Efficient Symmetry-Aware Materials Generation via Hierarchical Generative Flow Networks
Nguyen, Tri Minh, Tawfik, Sherif Abdulkader, Tran, Truyen, Gupta, Sunil, Rana, Santu, Venkatesh, Svetha
Discovering new solid-state materials requires rapidly exploring the vast space of crystal structures and locating stable regions. Generating stable materials with desired properties and compositions is extremely difficult as we search for very small isolated pockets in the exponentially many possibilities, considering elements from the periodic table and their 3D arrangements in crystal lattices. Materials discovery necessitates both optimized solution structures and diversity in the generated material structures. Existing methods struggle to explore large material spaces and generate diverse samples with desired properties and requirements.
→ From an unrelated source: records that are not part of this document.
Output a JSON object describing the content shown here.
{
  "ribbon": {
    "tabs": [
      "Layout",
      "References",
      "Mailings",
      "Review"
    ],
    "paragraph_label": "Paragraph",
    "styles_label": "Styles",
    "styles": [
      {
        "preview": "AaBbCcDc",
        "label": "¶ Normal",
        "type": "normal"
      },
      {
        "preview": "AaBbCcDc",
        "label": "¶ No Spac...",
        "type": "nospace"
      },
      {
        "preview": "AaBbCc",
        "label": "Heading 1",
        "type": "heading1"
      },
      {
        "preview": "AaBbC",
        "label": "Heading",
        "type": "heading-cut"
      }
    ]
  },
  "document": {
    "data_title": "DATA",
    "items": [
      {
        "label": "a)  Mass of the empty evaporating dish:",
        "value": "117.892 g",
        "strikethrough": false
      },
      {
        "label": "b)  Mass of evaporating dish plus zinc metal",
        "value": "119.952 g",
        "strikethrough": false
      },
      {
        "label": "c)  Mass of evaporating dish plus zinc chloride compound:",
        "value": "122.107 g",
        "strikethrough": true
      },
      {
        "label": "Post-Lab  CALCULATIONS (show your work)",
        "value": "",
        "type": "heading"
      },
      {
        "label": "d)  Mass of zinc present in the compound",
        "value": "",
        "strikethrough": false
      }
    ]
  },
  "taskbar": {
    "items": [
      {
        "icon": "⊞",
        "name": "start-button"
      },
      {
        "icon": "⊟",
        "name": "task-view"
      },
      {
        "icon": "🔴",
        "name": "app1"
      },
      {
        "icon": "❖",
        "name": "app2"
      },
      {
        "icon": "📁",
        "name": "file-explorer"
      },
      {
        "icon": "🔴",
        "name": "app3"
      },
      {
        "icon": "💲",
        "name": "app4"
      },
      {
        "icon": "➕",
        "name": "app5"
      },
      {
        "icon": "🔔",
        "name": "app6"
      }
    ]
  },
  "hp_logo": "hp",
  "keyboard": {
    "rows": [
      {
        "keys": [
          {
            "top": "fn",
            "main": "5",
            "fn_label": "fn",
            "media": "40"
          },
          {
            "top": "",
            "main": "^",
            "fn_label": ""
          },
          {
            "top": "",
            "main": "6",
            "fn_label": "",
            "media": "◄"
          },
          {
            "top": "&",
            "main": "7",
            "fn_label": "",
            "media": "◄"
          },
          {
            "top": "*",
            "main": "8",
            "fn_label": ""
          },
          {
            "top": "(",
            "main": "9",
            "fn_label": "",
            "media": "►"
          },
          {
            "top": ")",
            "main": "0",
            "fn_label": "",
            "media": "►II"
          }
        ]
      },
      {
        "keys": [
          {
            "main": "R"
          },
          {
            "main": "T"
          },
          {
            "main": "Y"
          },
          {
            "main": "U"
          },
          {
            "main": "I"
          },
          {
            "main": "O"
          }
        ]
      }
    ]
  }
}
We propose the Symmetry-aware Hierarchical Architecture for Flow-based Traversal (SHAFT), a novel generative model employing a hierarchical exploration strategy to efficiently exploit the symmetry of the materials space to generate crystal structures given desired properties. In particular, our model decomposes the exponentially large materials space into a hierarchy of subspaces consisting of symmetric space groups, lattice parameters, and atoms. We demonstrate that SHAFT significantly outperforms state-of-the-art iterative generative methods, such as Generative Flow Networks (GFlowNets) and Crystal Diffusion Variational AutoEncoders (CDVAE), in crystal structure generation tasks, achieving higher validity, diversity, and stability of generated structures optimized for target properties and requirements.